Full explanation of the assessment method and/or scoring guide:
  • Students presentations: evaluated with provided rubric and recommendations from the Library of Congress’s Veteran’s History Project.

Presentation Rubric

 

Evaluating Student Presentations

   

Veteran’s Oral History Project

 
 

1

2

3

4

Total

Organization

Audience cannot understand presentation because there is no sequence of information.

Audience has difficulty following presentation because student jumps around.

Student presents information in logical sequence which audience can follow.

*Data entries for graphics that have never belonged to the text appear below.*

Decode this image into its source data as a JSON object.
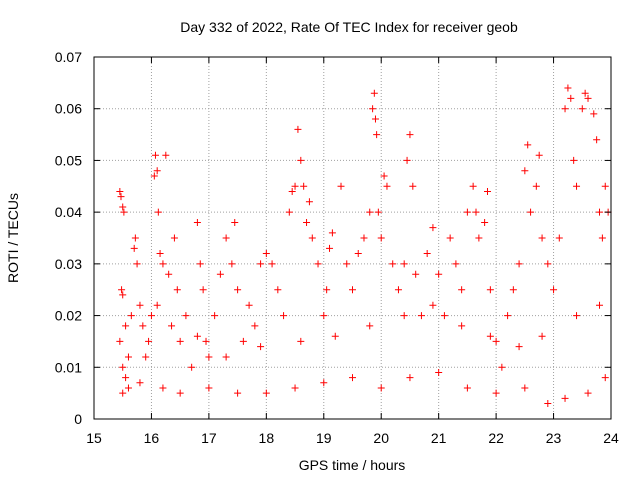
{
  "chart_data": {
    "type": "scatter",
    "title": "Day 332 of 2022, Rate Of TEC Index for receiver geob",
    "xlabel": "GPS time / hours",
    "ylabel": "ROTI / TECUs",
    "xlim": [
      15,
      24
    ],
    "ylim": [
      0,
      0.07
    ],
    "x_ticks": [
      15,
      16,
      17,
      18,
      19,
      20,
      21,
      22,
      23,
      24
    ],
    "y_ticks": [
      0,
      0.01,
      0.02,
      0.03,
      0.04,
      0.05,
      0.06,
      0.07
    ],
    "y_tick_labels": [
      "0",
      "0.01",
      "0.02",
      "0.03",
      "0.04",
      "0.05",
      "0.06",
      "0.07"
    ],
    "grid": true,
    "marker": "plus",
    "color": "#ff0000",
    "series": [
      {
        "points": [
          [
            15.45,
            0.044
          ],
          [
            15.47,
            0.043
          ],
          [
            15.5,
            0.041
          ],
          [
            15.52,
            0.04
          ],
          [
            15.48,
            0.025
          ],
          [
            15.5,
            0.024
          ],
          [
            15.45,
            0.015
          ],
          [
            15.5,
            0.01
          ],
          [
            15.55,
            0.008
          ],
          [
            15.6,
            0.012
          ],
          [
            15.65,
            0.02
          ],
          [
            15.7,
            0.033
          ],
          [
            15.72,
            0.035
          ],
          [
            15.75,
            0.03
          ],
          [
            15.8,
            0.022
          ],
          [
            15.85,
            0.018
          ],
          [
            15.9,
            0.012
          ],
          [
            15.95,
            0.015
          ],
          [
            16.0,
            0.02
          ],
          [
            16.05,
            0.047
          ],
          [
            16.07,
            0.051
          ],
          [
            16.1,
            0.048
          ],
          [
            16.12,
            0.04
          ],
          [
            16.15,
            0.032
          ],
          [
            16.2,
            0.03
          ],
          [
            16.25,
            0.051
          ],
          [
            16.3,
            0.028
          ],
          [
            16.35,
            0.018
          ],
          [
            16.4,
            0.035
          ],
          [
            16.45,
            0.025
          ],
          [
            16.5,
            0.015
          ],
          [
            16.6,
            0.02
          ],
          [
            16.7,
            0.01
          ],
          [
            16.8,
            0.038
          ],
          [
            16.85,
            0.03
          ],
          [
            16.9,
            0.025
          ],
          [
            16.95,
            0.015
          ],
          [
            17.0,
            0.012
          ],
          [
            17.1,
            0.02
          ],
          [
            17.2,
            0.028
          ],
          [
            17.3,
            0.035
          ],
          [
            17.4,
            0.03
          ],
          [
            17.45,
            0.038
          ],
          [
            17.5,
            0.025
          ],
          [
            17.6,
            0.015
          ],
          [
            17.7,
            0.022
          ],
          [
            17.8,
            0.018
          ],
          [
            17.9,
            0.03
          ],
          [
            18.0,
            0.032
          ],
          [
            18.1,
            0.03
          ],
          [
            18.2,
            0.025
          ],
          [
            18.3,
            0.02
          ],
          [
            18.4,
            0.04
          ],
          [
            18.45,
            0.044
          ],
          [
            18.5,
            0.045
          ],
          [
            18.55,
            0.056
          ],
          [
            18.6,
            0.05
          ],
          [
            18.65,
            0.045
          ],
          [
            18.7,
            0.038
          ],
          [
            18.75,
            0.042
          ],
          [
            18.8,
            0.035
          ],
          [
            18.9,
            0.03
          ],
          [
            19.0,
            0.02
          ],
          [
            19.05,
            0.025
          ],
          [
            19.1,
            0.033
          ],
          [
            19.15,
            0.036
          ],
          [
            19.3,
            0.045
          ],
          [
            19.4,
            0.03
          ],
          [
            19.5,
            0.025
          ],
          [
            19.6,
            0.032
          ],
          [
            19.7,
            0.035
          ],
          [
            19.8,
            0.04
          ],
          [
            19.85,
            0.06
          ],
          [
            19.88,
            0.063
          ],
          [
            19.9,
            0.058
          ],
          [
            19.92,
            0.055
          ],
          [
            19.95,
            0.04
          ],
          [
            20.0,
            0.035
          ],
          [
            20.05,
            0.047
          ],
          [
            20.1,
            0.045
          ],
          [
            20.2,
            0.03
          ],
          [
            20.3,
            0.025
          ],
          [
            20.4,
            0.03
          ],
          [
            20.45,
            0.05
          ],
          [
            20.5,
            0.055
          ],
          [
            20.55,
            0.045
          ],
          [
            20.6,
            0.028
          ],
          [
            20.7,
            0.02
          ],
          [
            20.8,
            0.032
          ],
          [
            20.9,
            0.037
          ],
          [
            21.0,
            0.028
          ],
          [
            21.1,
            0.02
          ],
          [
            21.2,
            0.035
          ],
          [
            21.3,
            0.03
          ],
          [
            21.4,
            0.025
          ],
          [
            21.5,
            0.04
          ],
          [
            21.6,
            0.045
          ],
          [
            21.65,
            0.04
          ],
          [
            21.7,
            0.035
          ],
          [
            21.8,
            0.038
          ],
          [
            21.85,
            0.044
          ],
          [
            21.9,
            0.025
          ],
          [
            22.0,
            0.015
          ],
          [
            22.1,
            0.01
          ],
          [
            22.2,
            0.02
          ],
          [
            22.3,
            0.025
          ],
          [
            22.4,
            0.03
          ],
          [
            22.5,
            0.048
          ],
          [
            22.55,
            0.053
          ],
          [
            22.6,
            0.04
          ],
          [
            22.7,
            0.045
          ],
          [
            22.75,
            0.051
          ],
          [
            22.8,
            0.035
          ],
          [
            22.9,
            0.03
          ],
          [
            23.0,
            0.025
          ],
          [
            23.1,
            0.035
          ],
          [
            23.2,
            0.06
          ],
          [
            23.25,
            0.064
          ],
          [
            23.3,
            0.062
          ],
          [
            23.35,
            0.05
          ],
          [
            23.4,
            0.045
          ],
          [
            23.5,
            0.06
          ],
          [
            23.55,
            0.063
          ],
          [
            23.6,
            0.062
          ],
          [
            23.7,
            0.059
          ],
          [
            23.75,
            0.054
          ],
          [
            23.8,
            0.04
          ],
          [
            23.85,
            0.035
          ],
          [
            23.9,
            0.045
          ],
          [
            23.95,
            0.04
          ],
          [
            15.5,
            0.005
          ],
          [
            15.6,
            0.006
          ],
          [
            15.8,
            0.007
          ],
          [
            16.2,
            0.006
          ],
          [
            16.5,
            0.005
          ],
          [
            17.0,
            0.006
          ],
          [
            17.5,
            0.005
          ],
          [
            18.0,
            0.005
          ],
          [
            18.5,
            0.006
          ],
          [
            19.0,
            0.007
          ],
          [
            19.5,
            0.008
          ],
          [
            20.0,
            0.006
          ],
          [
            20.5,
            0.008
          ],
          [
            21.0,
            0.009
          ],
          [
            21.5,
            0.006
          ],
          [
            22.0,
            0.005
          ],
          [
            22.5,
            0.006
          ],
          [
            22.9,
            0.003
          ],
          [
            23.2,
            0.004
          ],
          [
            23.6,
            0.005
          ],
          [
            23.9,
            0.008
          ],
          [
            15.55,
            0.018
          ],
          [
            16.1,
            0.022
          ],
          [
            16.8,
            0.016
          ],
          [
            17.3,
            0.012
          ],
          [
            17.9,
            0.014
          ],
          [
            18.6,
            0.015
          ],
          [
            19.2,
            0.016
          ],
          [
            19.8,
            0.018
          ],
          [
            20.4,
            0.02
          ],
          [
            20.9,
            0.022
          ],
          [
            21.4,
            0.018
          ],
          [
            21.9,
            0.016
          ],
          [
            22.4,
            0.014
          ],
          [
            22.8,
            0.016
          ],
          [
            23.4,
            0.02
          ],
          [
            23.8,
            0.022
          ]
        ]
      }
    ]
  }
}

Student presents information in logical, interesting sequence which audience can follow.

 

Subject Knowledge

Student does not have grasp of information; student cannot answer questions about subject.

Student is uncomfortable with information and is able to answer only rudimentary questions.

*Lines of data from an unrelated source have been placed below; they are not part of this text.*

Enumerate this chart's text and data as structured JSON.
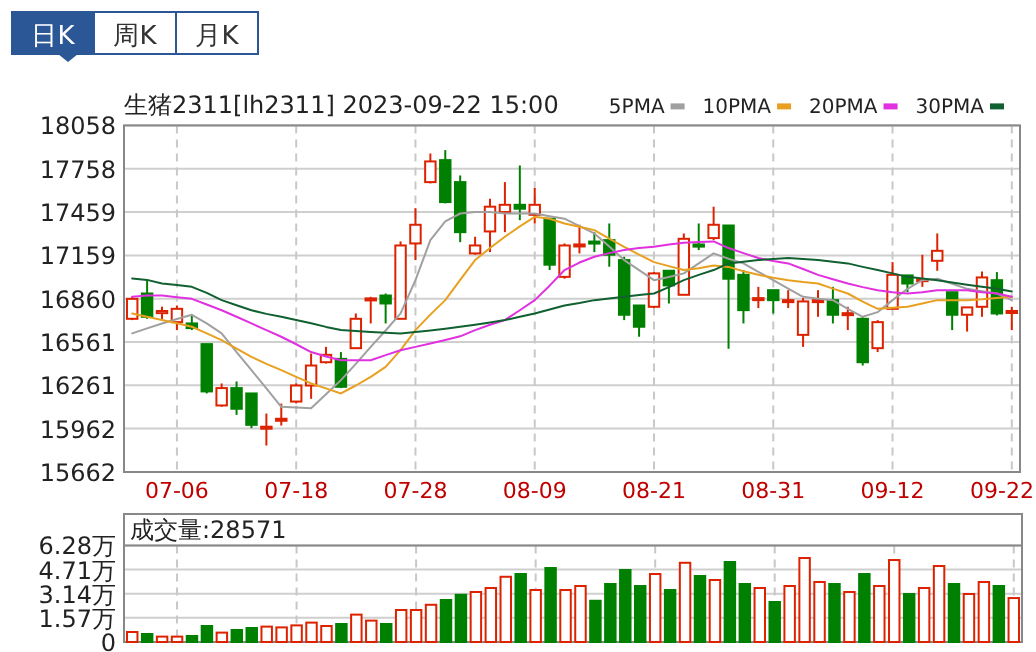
{
  "chart_data": [
    {
      "type": "candlestick",
      "title": "生猪2311[lh2311] 2023-09-22 15:00",
      "annotations": [
        "日K",
        "周K",
        "月K"
      ],
      "categories": [
        null,
        null,
        null,
        "07-06",
        null,
        null,
        null,
        null,
        null,
        null,
        null,
        "07-18",
        null,
        null,
        null,
        null,
        null,
        null,
        null,
        "07-28",
        null,
        null,
        null,
        null,
        null,
        null,
        null,
        "08-09",
        null,
        null,
        null,
        null,
        null,
        null,
        null,
        "08-21",
        null,
        null,
        null,
        null,
        null,
        null,
        null,
        "08-31",
        null,
        null,
        null,
        null,
        null,
        null,
        null,
        "09-12",
        null,
        null,
        null,
        null,
        null,
        null,
        null,
        "09-22"
      ],
      "ohlc": [
        [
          16721,
          16873,
          16712,
          16859
        ],
        [
          16896,
          16988,
          16721,
          16735
        ],
        [
          16760,
          16805,
          16720,
          16775
        ],
        [
          16698,
          16813,
          16643,
          16790
        ],
        [
          16689,
          16749,
          16643,
          16657
        ],
        [
          16546,
          16546,
          16205,
          16219
        ],
        [
          16122,
          16274,
          16113,
          16242
        ],
        [
          16242,
          16288,
          16057,
          16099
        ],
        [
          16205,
          16205,
          15965,
          15988
        ],
        [
          15965,
          16066,
          15845,
          15975
        ],
        [
          16020,
          16135,
          15983,
          16030
        ],
        [
          16149,
          16274,
          16136,
          16260
        ],
        [
          16260,
          16481,
          16168,
          16398
        ],
        [
          16421,
          16527,
          16412,
          16472
        ],
        [
          16444,
          16491,
          16242,
          16251
        ],
        [
          16518,
          16758,
          16518,
          16721
        ],
        [
          16850,
          16873,
          16689,
          16862
        ],
        [
          16882,
          16896,
          16689,
          16827
        ],
        [
          16721,
          17256,
          16721,
          17228
        ],
        [
          17242,
          17486,
          17127,
          17371
        ],
        [
          17666,
          17864,
          17657,
          17809
        ],
        [
          17818,
          17887,
          17519,
          17528
        ],
        [
          17666,
          17712,
          17251,
          17320
        ],
        [
          17173,
          17288,
          17164,
          17228
        ],
        [
          17325,
          17551,
          17182,
          17496
        ],
        [
          17459,
          17666,
          17320,
          17509
        ],
        [
          17509,
          17781,
          17403,
          17482
        ],
        [
          17440,
          17625,
          17380,
          17509
        ],
        [
          17413,
          17413,
          17058,
          17095
        ],
        [
          17011,
          17242,
          16998,
          17228
        ],
        [
          17225,
          17371,
          17173,
          17235
        ],
        [
          17255,
          17320,
          17182,
          17245
        ],
        [
          17265,
          17380,
          17081,
          17164
        ],
        [
          17127,
          17150,
          16712,
          16749
        ],
        [
          16813,
          16813,
          16597,
          16666
        ],
        [
          16804,
          17044,
          16795,
          17035
        ],
        [
          17053,
          17053,
          16827,
          16952
        ],
        [
          16887,
          17311,
          16887,
          17274
        ],
        [
          17235,
          17380,
          17196,
          17220
        ],
        [
          17279,
          17496,
          17265,
          17371
        ],
        [
          17366,
          17366,
          16514,
          16998
        ],
        [
          17025,
          17058,
          16689,
          16781
        ],
        [
          16855,
          16942,
          16795,
          16864
        ],
        [
          16919,
          16919,
          16758,
          16850
        ],
        [
          16840,
          16919,
          16795,
          16850
        ],
        [
          16610,
          16864,
          16527,
          16841
        ],
        [
          16840,
          16919,
          16735,
          16850
        ],
        [
          16850,
          16942,
          16689,
          16749
        ],
        [
          16750,
          16804,
          16643,
          16760
        ],
        [
          16721,
          16735,
          16398,
          16421
        ],
        [
          16518,
          16712,
          16491,
          16698
        ],
        [
          16790,
          17113,
          16790,
          17025
        ],
        [
          17021,
          17021,
          16905,
          16965
        ],
        [
          16985,
          17164,
          16942,
          16995
        ],
        [
          17122,
          17311,
          17053,
          17191
        ],
        [
          16905,
          16905,
          16643,
          16749
        ],
        [
          16749,
          16800,
          16633,
          16800
        ],
        [
          16804,
          17048,
          16735,
          17007
        ],
        [
          16988,
          17044,
          16744,
          16758
        ],
        [
          16765,
          16804,
          16643,
          16775
        ]
      ],
      "colors": [
        "#dd2200",
        "#008000",
        "#dd2200",
        "#dd2200",
        "#008000",
        "#008000",
        "#dd2200",
        "#008000",
        "#008000",
        "#dd2200",
        "#dd2200",
        "#dd2200",
        "#dd2200",
        "#dd2200",
        "#008000",
        "#dd2200",
        "#dd2200",
        "#008000",
        "#dd2200",
        "#dd2200",
        "#dd2200",
        "#008000",
        "#008000",
        "#dd2200",
        "#dd2200",
        "#dd2200",
        "#008000",
        "#dd2200",
        "#008000",
        "#dd2200",
        "#dd2200",
        "#008000",
        "#008000",
        "#008000",
        "#008000",
        "#dd2200",
        "#008000",
        "#dd2200",
        "#008000",
        "#dd2200",
        "#008000",
        "#008000",
        "#dd2200",
        "#008000",
        "#dd2200",
        "#dd2200",
        "#dd2200",
        "#008000",
        "#dd2200",
        "#008000",
        "#dd2200",
        "#dd2200",
        "#008000",
        "#dd2200",
        "#dd2200",
        "#008000",
        "#dd2200",
        "#dd2200",
        "#008000",
        "#dd2200"
      ],
      "series": [
        {
          "type": "line",
          "name": "5PMA",
          "color": "#a0a0a0",
          "values": [
            16620,
            16655,
            16689,
            16720,
            16749,
            16690,
            16620,
            16490,
            16366,
            16240,
            16113,
            16108,
            16103,
            16200,
            16297,
            16410,
            16527,
            16640,
            16758,
            16988,
            17265,
            17394,
            17449,
            17459,
            17459,
            17449,
            17449,
            17449,
            17430,
            17413,
            17362,
            17311,
            17220,
            17127,
            17058,
            16988,
            17010,
            17035,
            17104,
            17173,
            17136,
            17104,
            17046,
            16988,
            16930,
            16873,
            16860,
            16850,
            16790,
            16735,
            16767,
            16850,
            16928,
            16988,
            16998,
            16963,
            16928,
            16912,
            16896,
            16850
          ]
        },
        {
          "type": "line",
          "name": "10PMA",
          "color": "#e8a020",
          "values": [
            16758,
            16735,
            16712,
            16690,
            16666,
            16620,
            16574,
            16515,
            16458,
            16410,
            16366,
            16320,
            16274,
            16240,
            16205,
            16260,
            16320,
            16389,
            16504,
            16643,
            16750,
            16850,
            16990,
            17127,
            17210,
            17288,
            17360,
            17426,
            17413,
            17380,
            17357,
            17334,
            17276,
            17219,
            17165,
            17113,
            17085,
            17058,
            17070,
            17090,
            17080,
            17050,
            17025,
            17005,
            16988,
            16975,
            16965,
            16930,
            16896,
            16840,
            16790,
            16797,
            16804,
            16827,
            16850,
            16850,
            16850,
            16857,
            16864,
            16873
          ]
        },
        {
          "type": "line",
          "name": "20PMA",
          "color": "#e030e0",
          "values": [
            16873,
            16882,
            16882,
            16870,
            16859,
            16820,
            16780,
            16735,
            16689,
            16643,
            16597,
            16545,
            16491,
            16460,
            16435,
            16435,
            16435,
            16470,
            16504,
            16527,
            16550,
            16574,
            16600,
            16643,
            16680,
            16712,
            16780,
            16850,
            16950,
            17058,
            17110,
            17150,
            17175,
            17196,
            17210,
            17219,
            17235,
            17247,
            17252,
            17256,
            17210,
            17175,
            17141,
            17120,
            17104,
            17065,
            17025,
            16995,
            16965,
            16940,
            16919,
            16905,
            16896,
            16905,
            16919,
            16919,
            16919,
            16905,
            16896,
            16873
          ]
        },
        {
          "type": "line",
          "name": "30PMA",
          "color": "#106030",
          "values": [
            17000,
            16990,
            16965,
            16955,
            16942,
            16900,
            16850,
            16815,
            16780,
            16755,
            16735,
            16712,
            16690,
            16665,
            16643,
            16636,
            16630,
            16625,
            16620,
            16630,
            16640,
            16652,
            16666,
            16680,
            16695,
            16712,
            16735,
            16758,
            16785,
            16813,
            16830,
            16850,
            16862,
            16873,
            16885,
            16896,
            16940,
            16988,
            17025,
            17058,
            17104,
            17115,
            17127,
            17134,
            17141,
            17134,
            17127,
            17115,
            17104,
            17080,
            17058,
            17035,
            17011,
            17000,
            16988,
            16972,
            16956,
            16942,
            16928,
            16910
          ]
        }
      ],
      "ylim": [
        15662,
        18058
      ],
      "yticks": [
        15662,
        15962,
        16261,
        16561,
        16860,
        17159,
        17459,
        17758,
        18058
      ],
      "grid": true,
      "legend": "top right"
    },
    {
      "type": "bar",
      "annotations": [
        "成交量:28571"
      ],
      "categories": [
        null,
        null,
        null,
        null,
        null,
        null,
        null,
        null,
        null,
        null,
        null,
        null,
        null,
        null,
        null,
        null,
        null,
        null,
        null,
        null,
        null,
        null,
        null,
        null,
        null,
        null,
        null,
        null,
        null,
        null,
        null,
        null,
        null,
        null,
        null,
        null,
        null,
        null,
        null,
        null,
        null,
        null,
        null,
        null,
        null,
        null,
        null,
        null,
        null,
        null,
        null,
        null,
        null,
        null,
        null,
        null,
        null,
        null,
        null,
        null
      ],
      "values": [
        0.65,
        0.52,
        0.35,
        0.35,
        0.39,
        1.04,
        0.61,
        0.78,
        0.91,
        1.0,
        0.95,
        1.08,
        1.26,
        1.04,
        1.17,
        1.78,
        1.39,
        1.17,
        2.08,
        2.08,
        2.42,
        2.73,
        3.07,
        3.25,
        3.51,
        4.24,
        4.42,
        3.38,
        4.81,
        3.38,
        3.64,
        2.68,
        3.77,
        4.68,
        3.64,
        4.42,
        3.38,
        5.15,
        4.29,
        4.03,
        5.2,
        3.77,
        3.51,
        2.6,
        3.64,
        5.46,
        3.9,
        3.77,
        3.25,
        4.42,
        3.64,
        5.33,
        3.12,
        3.51,
        4.94,
        3.77,
        3.12,
        3.9,
        3.64,
        2.8571
      ],
      "colors": [
        "#dd2200",
        "#008000",
        "#dd2200",
        "#dd2200",
        "#008000",
        "#008000",
        "#dd2200",
        "#008000",
        "#008000",
        "#dd2200",
        "#dd2200",
        "#dd2200",
        "#dd2200",
        "#dd2200",
        "#008000",
        "#dd2200",
        "#dd2200",
        "#008000",
        "#dd2200",
        "#dd2200",
        "#dd2200",
        "#008000",
        "#008000",
        "#dd2200",
        "#dd2200",
        "#dd2200",
        "#008000",
        "#dd2200",
        "#008000",
        "#dd2200",
        "#dd2200",
        "#008000",
        "#008000",
        "#008000",
        "#008000",
        "#dd2200",
        "#008000",
        "#dd2200",
        "#008000",
        "#dd2200",
        "#008000",
        "#008000",
        "#dd2200",
        "#008000",
        "#dd2200",
        "#dd2200",
        "#dd2200",
        "#008000",
        "#dd2200",
        "#008000",
        "#dd2200",
        "#dd2200",
        "#008000",
        "#dd2200",
        "#dd2200",
        "#008000",
        "#dd2200",
        "#dd2200",
        "#008000",
        "#dd2200"
      ],
      "ylim": [
        0,
        6.28
      ],
      "yticks": [
        0,
        {
          "value": 1.57,
          "label": "1.57万"
        },
        {
          "value": 3.14,
          "label": "3.14万"
        },
        {
          "value": 4.71,
          "label": "4.71万"
        },
        {
          "value": 6.28,
          "label": "6.28万"
        }
      ],
      "grid": true,
      "tick_labels": "y"
    }
  ]
}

Student is at ease with expected answers to all questions, but fails to elaborate.

Student demonstrates full knowledge (more than required) by answering all class questions with explanations and elaboration.

 

Graphics

Student uses superfluous graphics or no graphics

Student occasionally uses graphics that rarely support text and presentation.

Student's graphics relate to text and presentation.

Student's graphics explain and reinforce screen text and presentation.

 

Mechanics

Student's presentation has four or more spelling errors and/or grammatical errors.

Presentation has three misspellings and/or grammatical errors.

Presentation has no more than two misspellings and/or grammatical errors.

Presentation has no misspellings or grammatical errors.

 

Eye Contact

Student reads all of report with no eye contact.

Student occasionally uses eye contact, but still reads most of report.

Student maintains eye contact most of the time but frequently returns to notes.

Student maintains eye contact with audience, seldom returning to notes.

 

Elocution

Student mumbles, incorrectly pronounces terms, and speaks too quietly for students in the back of class to hear.

Student's voice is low. Student incorrectly pronounces terms. Audience members have difficulty hearing presentation.

Student's voice is clear. Student pronounces most words correctly. Most audience members can hear presentation.

Student uses a clear voice and correct, precise pronunciation of terms so that all audience members can hear presentation.